理研ら,X線偏光観測衛星を打ち上げ

理化学研究所(理研),山形大学,名古屋大学,広島大学が参加する国際プロジェクトは,「X線偏光観測衛星IXPE(Imaging X-ray Polarimetry Explorer)」を,日本時間2021年12月9日(木)午後3時に,米国航空宇宙局(NASA)ケネディー宇宙センターから打ち上げる(ニュースリリース)。

IXPE衛星は米国主導によるプロジェクトだが,日本からも観測に欠かせないX線偏光計のセンサー部品「ガス電子増幅フォイル」とX線望遠鏡の「受動型熱制御薄膜フィルター」を提供している。

X線偏光観測により,宇宙空間での現象を新しい切り口で捉えられる。例えば,恒星とブラックホールがお互いの周りを回っている連星系では,恒星から流れ出した物質がブラックホールに吸い込まれる際に,「降着円盤」というプラズマの円盤が形成される。

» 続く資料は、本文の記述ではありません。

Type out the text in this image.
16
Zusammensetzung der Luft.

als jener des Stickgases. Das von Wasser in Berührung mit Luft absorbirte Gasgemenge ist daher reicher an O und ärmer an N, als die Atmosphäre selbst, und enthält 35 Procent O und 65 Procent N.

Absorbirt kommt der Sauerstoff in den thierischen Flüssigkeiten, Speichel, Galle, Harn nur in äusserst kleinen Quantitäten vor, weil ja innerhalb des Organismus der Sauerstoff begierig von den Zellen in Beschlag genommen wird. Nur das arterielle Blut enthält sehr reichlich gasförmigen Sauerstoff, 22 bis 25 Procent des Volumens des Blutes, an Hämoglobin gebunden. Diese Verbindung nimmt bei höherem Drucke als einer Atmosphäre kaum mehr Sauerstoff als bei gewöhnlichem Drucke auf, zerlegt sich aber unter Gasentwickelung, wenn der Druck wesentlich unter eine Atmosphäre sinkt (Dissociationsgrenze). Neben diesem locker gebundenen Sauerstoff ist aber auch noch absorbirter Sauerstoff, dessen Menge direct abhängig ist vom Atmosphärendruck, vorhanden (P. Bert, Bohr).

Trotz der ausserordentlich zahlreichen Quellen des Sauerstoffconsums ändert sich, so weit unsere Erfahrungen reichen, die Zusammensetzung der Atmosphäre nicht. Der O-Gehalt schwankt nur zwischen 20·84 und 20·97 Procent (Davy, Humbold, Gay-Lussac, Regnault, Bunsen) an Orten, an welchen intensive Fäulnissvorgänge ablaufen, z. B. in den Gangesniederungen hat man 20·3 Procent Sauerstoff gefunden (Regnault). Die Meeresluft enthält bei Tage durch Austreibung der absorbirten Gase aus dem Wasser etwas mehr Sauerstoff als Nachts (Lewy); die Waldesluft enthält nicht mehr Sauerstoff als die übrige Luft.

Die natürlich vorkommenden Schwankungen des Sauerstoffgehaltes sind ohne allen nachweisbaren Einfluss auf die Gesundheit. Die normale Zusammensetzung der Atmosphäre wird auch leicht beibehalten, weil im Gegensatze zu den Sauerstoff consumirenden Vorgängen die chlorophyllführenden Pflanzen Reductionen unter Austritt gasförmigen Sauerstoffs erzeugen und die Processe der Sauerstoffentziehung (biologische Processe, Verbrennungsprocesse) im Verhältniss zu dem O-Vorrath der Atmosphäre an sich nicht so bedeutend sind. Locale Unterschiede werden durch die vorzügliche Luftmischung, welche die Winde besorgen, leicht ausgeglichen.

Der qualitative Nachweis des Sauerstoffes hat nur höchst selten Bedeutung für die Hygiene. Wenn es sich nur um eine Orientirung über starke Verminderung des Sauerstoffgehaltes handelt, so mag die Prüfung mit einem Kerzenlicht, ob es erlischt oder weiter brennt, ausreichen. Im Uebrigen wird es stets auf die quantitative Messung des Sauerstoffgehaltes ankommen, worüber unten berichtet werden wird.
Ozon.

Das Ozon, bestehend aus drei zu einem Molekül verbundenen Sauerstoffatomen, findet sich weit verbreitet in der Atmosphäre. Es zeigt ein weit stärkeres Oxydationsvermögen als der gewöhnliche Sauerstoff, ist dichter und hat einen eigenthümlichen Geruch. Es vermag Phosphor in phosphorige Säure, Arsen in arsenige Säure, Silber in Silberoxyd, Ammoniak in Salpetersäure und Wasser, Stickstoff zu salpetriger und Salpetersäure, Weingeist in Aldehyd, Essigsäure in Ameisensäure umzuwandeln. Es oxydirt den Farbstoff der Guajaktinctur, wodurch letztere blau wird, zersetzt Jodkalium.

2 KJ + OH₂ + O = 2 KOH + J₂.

降着円盤はブラックホールに近づくほど高温になり,ブラックホールのそばではX線が放出される。このX線の偏光は,円盤の面に平行な方向に偏っていると考えられている。つまり,X線の偏光を見ることで,遠くにある円盤の構造が,まるでその場にいるように観測できる。

ブラックホールのごく近くでは,強い重力場やブラックホール自身の高速回転により時空がゆがめられる。それにより偏光にわずかな変化が生じるため,X線偏光を精度良く捉えれば,ブラックホール周りの時空のゆがみ具合やブラックホールの回転を観測できる。

ブラックホールと同様に小さな高密度天体である一部の中性子星は,地球磁気の100兆倍以上の強い磁場を持つと考えらえれている。そのような強磁場中では真空そのものがゆがめられ,磁場の向きにより光の速度が変化すると考えられている。

その中では波の偏りがそろうことが予想されており,X線偏光観測により,特異な真空が世界で初めて実験的に検証されることが期待できる。ほかにも,偏光観測で磁場の向きを測定できるようになるため,星の爆発で形成された衝撃波により,粒子をほぼ光速にまで加速するメカニズムなど,多くの謎が解明されるものと期待されている。

IXPE衛星は打ち上げ後,宇宙空間で1カ月間,機能・性能評価を行なった後,科学観測を始める。運用期間は約2年間を予定しているが,最初の数カ月~半年程度の観測で,多くの新発見が期待できるという。また,2年間の運用後も,衛星の機能が維持されている限り運用は延長される。

また,X線偏光天文学をさらに推し進めるために,次世代のX線偏光観測衛星も日米欧および欧中の各研究グループにより計画されているという。